How Football Raises the Risk for Brain Injury
Brain injuries can arise from hits to the head during contact sports like football or soccer. Repeated brain injuries can lead to a condition called chronic traumatic encephalopathy, or CTE. CTE is a serious issue for American football players. It can lead to dementia later in life and even premature death.
An NIH-funded research team is working to learn which types of head impacts are most risky. They looked at data from earlier studies that used specialized helmets to measure head impacts during football games. These studies included youth, high school, and college games.
From these data, the scientists estimated the number and types of head impacts that different players might have each season. They compared this data with CTE diagnoses from more than 600 former football players.

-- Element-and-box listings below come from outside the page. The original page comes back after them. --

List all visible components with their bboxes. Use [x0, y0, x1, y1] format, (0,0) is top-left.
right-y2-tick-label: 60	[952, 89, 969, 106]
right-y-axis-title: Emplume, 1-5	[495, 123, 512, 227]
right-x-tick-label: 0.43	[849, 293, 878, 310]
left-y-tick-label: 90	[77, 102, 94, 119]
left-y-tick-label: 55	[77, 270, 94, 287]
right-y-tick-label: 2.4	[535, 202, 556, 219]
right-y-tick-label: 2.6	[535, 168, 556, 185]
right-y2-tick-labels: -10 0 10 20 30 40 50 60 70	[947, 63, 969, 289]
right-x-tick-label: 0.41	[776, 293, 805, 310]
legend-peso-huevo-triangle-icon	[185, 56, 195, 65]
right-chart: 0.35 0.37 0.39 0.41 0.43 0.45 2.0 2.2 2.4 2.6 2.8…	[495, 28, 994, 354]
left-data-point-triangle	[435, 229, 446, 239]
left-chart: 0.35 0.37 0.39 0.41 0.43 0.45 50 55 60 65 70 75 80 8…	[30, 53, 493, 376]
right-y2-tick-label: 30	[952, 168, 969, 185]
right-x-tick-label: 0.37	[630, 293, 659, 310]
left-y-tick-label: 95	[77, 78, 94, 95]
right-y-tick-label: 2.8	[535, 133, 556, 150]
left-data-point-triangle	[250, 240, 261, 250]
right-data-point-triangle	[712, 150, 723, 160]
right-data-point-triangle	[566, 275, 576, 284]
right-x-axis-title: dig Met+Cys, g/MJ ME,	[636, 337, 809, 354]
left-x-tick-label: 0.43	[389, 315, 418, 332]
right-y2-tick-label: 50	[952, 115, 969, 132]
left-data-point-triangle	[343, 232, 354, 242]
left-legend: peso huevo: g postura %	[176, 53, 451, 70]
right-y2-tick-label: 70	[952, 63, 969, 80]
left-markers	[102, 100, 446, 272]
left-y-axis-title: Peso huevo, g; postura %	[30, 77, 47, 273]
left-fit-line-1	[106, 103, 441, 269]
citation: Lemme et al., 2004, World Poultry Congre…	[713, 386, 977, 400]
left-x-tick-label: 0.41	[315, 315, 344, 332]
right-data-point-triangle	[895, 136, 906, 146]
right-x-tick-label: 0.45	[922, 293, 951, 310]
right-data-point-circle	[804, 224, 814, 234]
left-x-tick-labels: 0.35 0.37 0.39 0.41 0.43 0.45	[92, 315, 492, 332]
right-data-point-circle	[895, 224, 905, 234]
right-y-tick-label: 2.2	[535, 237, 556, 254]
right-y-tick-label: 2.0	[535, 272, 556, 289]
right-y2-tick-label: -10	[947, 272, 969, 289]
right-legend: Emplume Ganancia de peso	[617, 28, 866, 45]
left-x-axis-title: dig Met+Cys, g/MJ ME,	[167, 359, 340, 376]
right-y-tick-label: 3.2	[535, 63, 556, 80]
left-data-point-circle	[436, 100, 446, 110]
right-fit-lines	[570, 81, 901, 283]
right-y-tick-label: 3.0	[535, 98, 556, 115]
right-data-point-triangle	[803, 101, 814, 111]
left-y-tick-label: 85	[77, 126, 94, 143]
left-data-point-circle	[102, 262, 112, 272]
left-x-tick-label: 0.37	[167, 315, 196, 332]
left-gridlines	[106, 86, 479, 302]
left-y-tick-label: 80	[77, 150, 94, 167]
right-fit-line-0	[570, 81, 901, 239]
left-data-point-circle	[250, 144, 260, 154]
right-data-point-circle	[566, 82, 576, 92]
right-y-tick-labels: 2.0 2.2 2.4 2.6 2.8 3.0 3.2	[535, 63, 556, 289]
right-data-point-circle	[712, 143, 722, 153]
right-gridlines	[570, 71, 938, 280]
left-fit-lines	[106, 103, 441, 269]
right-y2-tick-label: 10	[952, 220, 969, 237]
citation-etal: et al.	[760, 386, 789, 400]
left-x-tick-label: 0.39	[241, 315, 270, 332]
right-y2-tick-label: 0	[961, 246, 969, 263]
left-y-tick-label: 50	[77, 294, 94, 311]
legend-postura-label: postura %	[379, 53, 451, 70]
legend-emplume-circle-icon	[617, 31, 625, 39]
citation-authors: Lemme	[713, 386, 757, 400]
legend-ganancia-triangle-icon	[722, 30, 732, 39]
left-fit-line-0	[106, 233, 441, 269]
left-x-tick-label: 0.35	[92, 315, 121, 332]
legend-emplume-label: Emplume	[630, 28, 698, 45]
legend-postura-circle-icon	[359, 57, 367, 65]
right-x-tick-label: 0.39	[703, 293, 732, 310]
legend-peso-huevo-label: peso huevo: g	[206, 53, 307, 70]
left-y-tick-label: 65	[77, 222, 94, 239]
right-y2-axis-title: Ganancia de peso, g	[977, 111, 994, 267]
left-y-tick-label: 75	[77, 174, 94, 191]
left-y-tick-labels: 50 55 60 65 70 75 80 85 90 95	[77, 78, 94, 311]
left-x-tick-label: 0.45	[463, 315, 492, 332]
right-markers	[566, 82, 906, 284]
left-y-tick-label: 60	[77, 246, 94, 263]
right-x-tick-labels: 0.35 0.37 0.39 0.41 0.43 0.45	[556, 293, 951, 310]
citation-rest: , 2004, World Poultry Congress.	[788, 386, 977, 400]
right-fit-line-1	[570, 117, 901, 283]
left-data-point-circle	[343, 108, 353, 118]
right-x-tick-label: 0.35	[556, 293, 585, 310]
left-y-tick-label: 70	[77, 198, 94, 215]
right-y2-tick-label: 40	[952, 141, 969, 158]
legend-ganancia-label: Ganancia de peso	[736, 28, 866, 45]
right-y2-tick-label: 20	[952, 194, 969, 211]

The team found that the risk of having CTE varied by the person’s highest level of play. It also increased the longer a person played football. For each additional year of play, the risk of CTE rose by 15%. The type and force of head impacts were also stronger predictors of CTE risk than the number of hits to the head a player experienced. In contrast, the number of reported concussions were not linked with CTE. Concussions are hits to the head that result in signs or symptoms of brain injury.
“This study suggests that we could reduce CTE risk through changes to how football players practice and play,” says study co-lead Dr. Daniel Daneshvar of Mass General Brigham. “If we cut both the number of head impacts and the force of those hits in practice and games, we could lower the odds that athletes develop CTE.”